BP, which manages the Olympic Pipeline Company, ConocoPhillips, and Phillips 66 stated they do not comment on pending litigation. Shell declined to comment. Exxon Mobil did not respond to TIME’s request for comment.
In a statement to TIME, Chevron Corporation’s counsel, Theodore J. Boutrous, Jr. of Gibson, Dunn and Crutcher LLP, wrote: “Exploiting a personal tragedy to promote politicized climate tort litigation is contrary to law, science, and common sense. The court should add this far-fetched claim to the growing list of meritless climate lawsuits that state and federal courts have already dismissed.”
Leon’s lawsuit alleges that as early as the 1960s, the decade Julie Leon was born, oil companies were aware of how burning fossil fuels would impact the environment—but they downplayed and withheld that information from the public. By the 1980s, the American Petroleum Institute and major fossil fuel companies, like Exxon, had conducted extensive research on climate change.
“They were monitoring climate science and predicting when the world would notice climate change was occurring, and forecasting many of the impacts that we observe today,” says Franta.
By the 1990s, companies initiated a disinformation campaign that continued into the early 2000s, publishing advertisements disguised as editorials in major newspapers. Internal memos show Exxon’s strategy was to “emphasize the uncertainty in scientific conclusions” about climate change.
Today, major oil companies acknowledge the climate crisis, but they have also faced accusations of greenwashing.
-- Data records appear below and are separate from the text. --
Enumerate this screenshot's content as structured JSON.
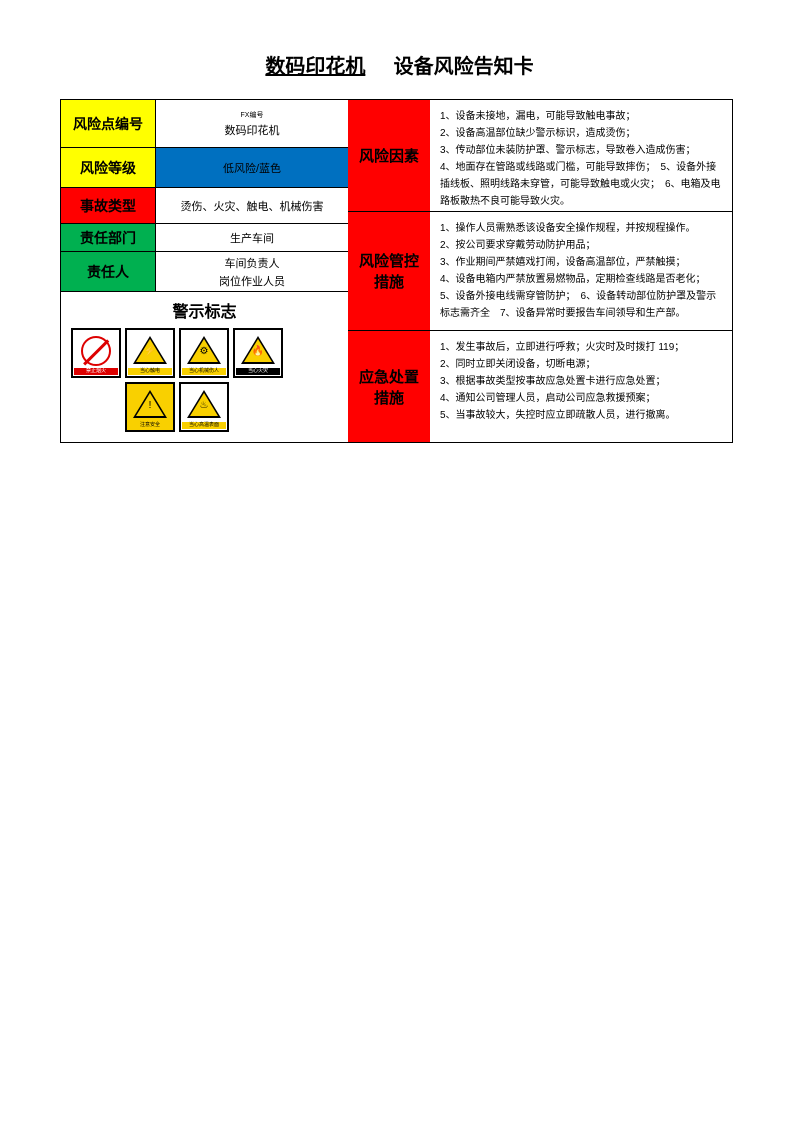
{
  "title": {
    "equipment": "数码印花机",
    "suffix": "设备风险告知卡"
  },
  "colors": {
    "yellow": "#ffff00",
    "blue": "#0070c0",
    "red": "#ff0000",
    "green": "#00b050",
    "white": "#ffffff",
    "black": "#000000",
    "warn_yellow": "#f9d000",
    "prohibit_red": "#d00000"
  },
  "left": {
    "risk_point_id": {
      "label": "风险点编号",
      "equipment_name": "数码印花机",
      "code": "FX编号"
    },
    "risk_level": {
      "label": "风险等级",
      "value": "低风险/蓝色"
    },
    "accident_type": {
      "label": "事故类型",
      "value": "烫伤、火灾、触电、机械伤害"
    },
    "department": {
      "label": "责任部门",
      "value": "生产车间"
    },
    "person": {
      "label": "责任人",
      "value1": "车间负责人",
      "value2": "岗位作业人员"
    }
  },
  "right": {
    "risk_factors": {
      "label": "风险因素",
      "text": "1、设备未接地，漏电，可能导致触电事故；\n2、设备高温部位缺少警示标识，造成烫伤；\n3、传动部位未装防护罩、警示标志，导致卷入造成伤害；\n4、地面存在管路或线路或门槛，可能导致摔伤；　5、设备外接插线板、照明线路未穿管，可能导致触电或火灾；　6、电箱及电路板散热不良可能导致火灾。"
    },
    "control_measures": {
      "label1": "风险管控",
      "label2": "措施",
      "text": "1、操作人员需熟悉该设备安全操作规程，并按规程操作。\n2、按公司要求穿戴劳动防护用品；\n3、作业期间严禁嬉戏打闹，设备高温部位，严禁触摸；\n4、设备电箱内严禁放置易燃物品，定期检查线路是否老化；\n5、设备外接电线需穿管防护；　6、设备转动部位防护罩及警示标志需齐全　7、设备异常时要报告车间领导和生产部。"
    },
    "emergency": {
      "label1": "应急处置",
      "label2": "措施",
      "text": "1、发生事故后，立即进行呼救；火灾时及时拨打 119；\n2、同时立即关闭设备，切断电源；\n3、根据事故类型按事故应急处置卡进行应急处置；\n4、通知公司管理人员，启动公司应急救援预案；\n5、当事故较大，失控时应立即疏散人员，进行撤离。"
    }
  },
  "warning": {
    "title": "警示标志",
    "signs_row1": [
      {
        "type": "prohibit",
        "caption": "禁止烟火",
        "caption_style": "red"
      },
      {
        "type": "triangle",
        "glyph": "⚡",
        "caption": "当心触电",
        "caption_style": "yellow"
      },
      {
        "type": "triangle",
        "glyph": "⚙",
        "caption": "当心机械伤人",
        "caption_style": "yellow"
      },
      {
        "type": "triangle",
        "glyph": "🔥",
        "caption": "当心火灾",
        "caption_style": "black"
      }
    ],
    "signs_row2": [
      {
        "type": "triangle",
        "glyph": "!",
        "caption": "注意安全",
        "caption_style": "yellow",
        "bg": "yellow"
      },
      {
        "type": "triangle",
        "glyph": "♨",
        "caption": "当心高温表面",
        "caption_style": "yellow"
      }
    ]
  }
}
A 2022 study published in a journal examined the records of ExxonMobil, Chevron, Shell, and BP and found that the companies’ actions on climate change very rarely aligned with their stated pledges.
For Misti, the legal action is about holding oil companies accountable for what they knew about climate change—and the profound impact of concealing that knowledge.
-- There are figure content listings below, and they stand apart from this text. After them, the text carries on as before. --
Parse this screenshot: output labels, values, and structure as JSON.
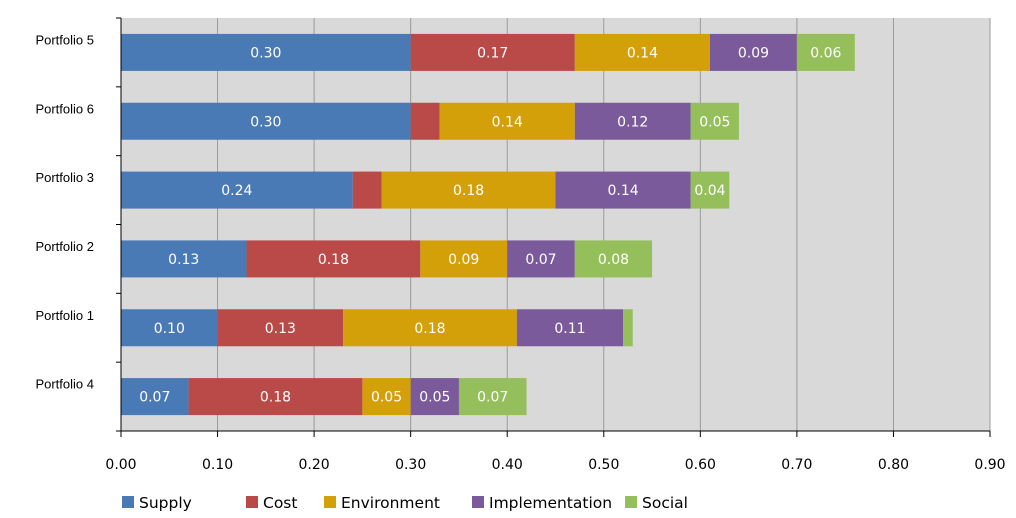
{
  "chart_data": {
    "type": "bar",
    "orientation": "horizontal",
    "stacked": true,
    "title": "",
    "xlabel": "",
    "ylabel": "",
    "xlim": [
      0,
      0.9
    ],
    "x_ticks": [
      "0.00",
      "0.10",
      "0.20",
      "0.30",
      "0.40",
      "0.50",
      "0.60",
      "0.70",
      "0.80",
      "0.90"
    ],
    "grid": true,
    "legend_position": "bottom",
    "categories": [
      "Portfolio 5",
      "Portfolio 6",
      "Portfolio 3",
      "Portfolio 2",
      "Portfolio 1",
      "Portfolio 4"
    ],
    "series": [
      {
        "name": "Supply",
        "color": "#4a7ab5",
        "values": [
          0.3,
          0.3,
          0.24,
          0.13,
          0.1,
          0.07
        ],
        "labels": [
          "0.30",
          "0.30",
          "0.24",
          "0.13",
          "0.10",
          "0.07"
        ]
      },
      {
        "name": "Cost",
        "color": "#b94a48",
        "values": [
          0.17,
          0.03,
          0.03,
          0.18,
          0.13,
          0.18
        ],
        "labels": [
          "0.17",
          "",
          "",
          "0.18",
          "0.13",
          "0.18"
        ]
      },
      {
        "name": "Environment",
        "color": "#d4a00a",
        "values": [
          0.14,
          0.14,
          0.18,
          0.09,
          0.18,
          0.05
        ],
        "labels": [
          "0.14",
          "0.14",
          "0.18",
          "0.09",
          "0.18",
          "0.05"
        ]
      },
      {
        "name": "Implementation",
        "color": "#7a5a9a",
        "values": [
          0.09,
          0.12,
          0.14,
          0.07,
          0.11,
          0.05
        ],
        "labels": [
          "0.09",
          "0.12",
          "0.14",
          "0.07",
          "0.11",
          "0.05"
        ]
      },
      {
        "name": "Social",
        "color": "#94bf5a",
        "values": [
          0.06,
          0.05,
          0.04,
          0.08,
          0.01,
          0.07
        ],
        "labels": [
          "0.06",
          "0.05",
          "0.04",
          "0.08",
          "",
          "0.07"
        ]
      }
    ]
  }
}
“I cannot bring my mom back. No matter what happens, that loss will forever be present. However, hopefully, with sufficient awareness, knowledge, and accountability, we can prevent this from happening to other people and spare others from experiencing this kind of loss,” she says. “Unfortunately, I was affected in a very deep way. But I am not the only one, and that is what keeps my focus on accountability.”